The Blog

On hypersocialization.

I WAS HARD TO BE AROUND FOR AWHILE.

Specifically, it was hard for me to be around me for a LONG while. When I was in the throws of my own sh!t, I was so scared all the time that everyone was going to hate me + leave me that I spent all my time TRYING my darndest to be the most palatable person in the world.

I was dancing around, trying to figure out the magical dance steps that would finally set me free! Freedom from myself and all the sh!t things I believed about who I was at my core: unendingly broken, hard, ugly, unloveable, uninteresting, etc. etc.

(and just as a note, I don’t need you to tell me I’m not/wasn’t those things! I know that now, TRULY in my bones, but thank you for seeing me!)

I spent the majority of my young life trying to be a paperbag version of myself- afraid to have real opinions and preferences on even the smallest stuff, never telling the truth about how I felt, accepting crap from people who continually hurt me, colouring inside the lines, and shaming myself for every time I stepped out of my box. All with a big smile on my face!

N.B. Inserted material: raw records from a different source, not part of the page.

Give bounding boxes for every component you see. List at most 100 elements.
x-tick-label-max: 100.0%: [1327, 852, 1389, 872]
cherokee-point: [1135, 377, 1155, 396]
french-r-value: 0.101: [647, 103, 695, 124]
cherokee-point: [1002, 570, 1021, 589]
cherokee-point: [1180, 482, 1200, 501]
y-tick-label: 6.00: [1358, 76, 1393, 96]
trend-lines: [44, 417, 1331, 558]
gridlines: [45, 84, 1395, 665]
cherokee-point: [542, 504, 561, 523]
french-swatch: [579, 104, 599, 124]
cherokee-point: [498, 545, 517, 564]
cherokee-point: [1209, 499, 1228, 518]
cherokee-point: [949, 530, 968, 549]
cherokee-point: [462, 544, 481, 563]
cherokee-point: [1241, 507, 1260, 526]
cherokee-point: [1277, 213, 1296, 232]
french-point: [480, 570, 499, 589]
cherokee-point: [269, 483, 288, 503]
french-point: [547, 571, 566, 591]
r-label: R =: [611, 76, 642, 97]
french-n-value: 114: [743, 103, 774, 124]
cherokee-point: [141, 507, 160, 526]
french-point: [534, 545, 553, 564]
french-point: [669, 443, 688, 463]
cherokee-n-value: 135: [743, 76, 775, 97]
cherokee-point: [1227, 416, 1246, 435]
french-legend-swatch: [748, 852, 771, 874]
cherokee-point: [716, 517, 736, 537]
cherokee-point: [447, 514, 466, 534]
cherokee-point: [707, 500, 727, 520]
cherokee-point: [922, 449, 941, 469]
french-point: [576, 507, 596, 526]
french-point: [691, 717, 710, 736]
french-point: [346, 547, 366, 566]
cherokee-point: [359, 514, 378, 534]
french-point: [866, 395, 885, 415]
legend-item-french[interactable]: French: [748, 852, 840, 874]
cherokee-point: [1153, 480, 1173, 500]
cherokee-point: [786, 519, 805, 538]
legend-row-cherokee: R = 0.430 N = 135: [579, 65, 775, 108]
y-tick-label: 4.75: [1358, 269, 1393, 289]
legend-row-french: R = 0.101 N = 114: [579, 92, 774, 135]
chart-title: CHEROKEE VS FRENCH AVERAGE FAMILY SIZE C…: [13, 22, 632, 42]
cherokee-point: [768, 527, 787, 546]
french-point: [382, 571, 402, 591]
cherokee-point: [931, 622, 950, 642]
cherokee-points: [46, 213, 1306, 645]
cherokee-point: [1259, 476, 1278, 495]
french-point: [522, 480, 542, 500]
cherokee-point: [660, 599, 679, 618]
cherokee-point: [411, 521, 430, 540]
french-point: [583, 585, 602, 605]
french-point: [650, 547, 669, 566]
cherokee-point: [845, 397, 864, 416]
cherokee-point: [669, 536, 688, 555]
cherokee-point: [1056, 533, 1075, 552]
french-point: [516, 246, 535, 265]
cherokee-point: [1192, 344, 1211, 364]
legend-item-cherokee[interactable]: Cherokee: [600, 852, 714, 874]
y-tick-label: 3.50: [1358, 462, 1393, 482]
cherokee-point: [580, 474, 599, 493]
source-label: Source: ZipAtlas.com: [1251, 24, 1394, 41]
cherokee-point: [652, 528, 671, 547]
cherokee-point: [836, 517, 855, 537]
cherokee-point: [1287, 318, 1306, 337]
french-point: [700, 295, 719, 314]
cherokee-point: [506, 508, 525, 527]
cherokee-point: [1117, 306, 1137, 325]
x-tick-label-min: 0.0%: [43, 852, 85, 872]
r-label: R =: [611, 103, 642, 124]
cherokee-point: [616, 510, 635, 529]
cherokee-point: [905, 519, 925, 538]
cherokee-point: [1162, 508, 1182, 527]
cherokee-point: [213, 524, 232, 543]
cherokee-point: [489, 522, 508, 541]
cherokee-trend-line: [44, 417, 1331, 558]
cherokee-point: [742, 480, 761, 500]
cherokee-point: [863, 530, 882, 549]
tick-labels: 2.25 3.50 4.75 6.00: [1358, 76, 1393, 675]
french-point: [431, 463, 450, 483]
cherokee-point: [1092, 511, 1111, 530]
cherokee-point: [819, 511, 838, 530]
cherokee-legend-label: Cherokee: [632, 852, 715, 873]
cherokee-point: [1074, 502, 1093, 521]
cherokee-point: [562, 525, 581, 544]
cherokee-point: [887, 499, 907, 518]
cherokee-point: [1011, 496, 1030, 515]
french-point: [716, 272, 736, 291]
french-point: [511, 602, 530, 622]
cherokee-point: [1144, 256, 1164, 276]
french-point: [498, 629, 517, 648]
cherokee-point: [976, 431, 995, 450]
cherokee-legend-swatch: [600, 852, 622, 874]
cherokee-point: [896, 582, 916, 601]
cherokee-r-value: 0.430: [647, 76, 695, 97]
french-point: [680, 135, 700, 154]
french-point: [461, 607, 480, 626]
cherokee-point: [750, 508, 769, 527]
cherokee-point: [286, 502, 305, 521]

I was exhausted, resentful, and had a scorecard for each relationship in my life. Eventually, I turned to numbness just to be able to swallow my days. Numbness turned to chronic digestive issues, which just spiraled deeper into shame, anxiety and… more numbness.

I still remember the immense pain of the breaking point where some steady, unbreakable part of me took a stand for my future. She was the part of me that took the first steps toward freedom and sought help. She earned the first gush of tears when I felt the joy of feeling something again.

It all makes sense now, how the pieces fit with the trauma of my life. But back then, I simply felt like an unruly mess.

So, this is for the women who feel like there’s too much to clean up, too much to be looked at, and not enough gold at the end of the path to even take the first step- YOU are worth it, it doesn’t have to be this way and it isn’t your fault.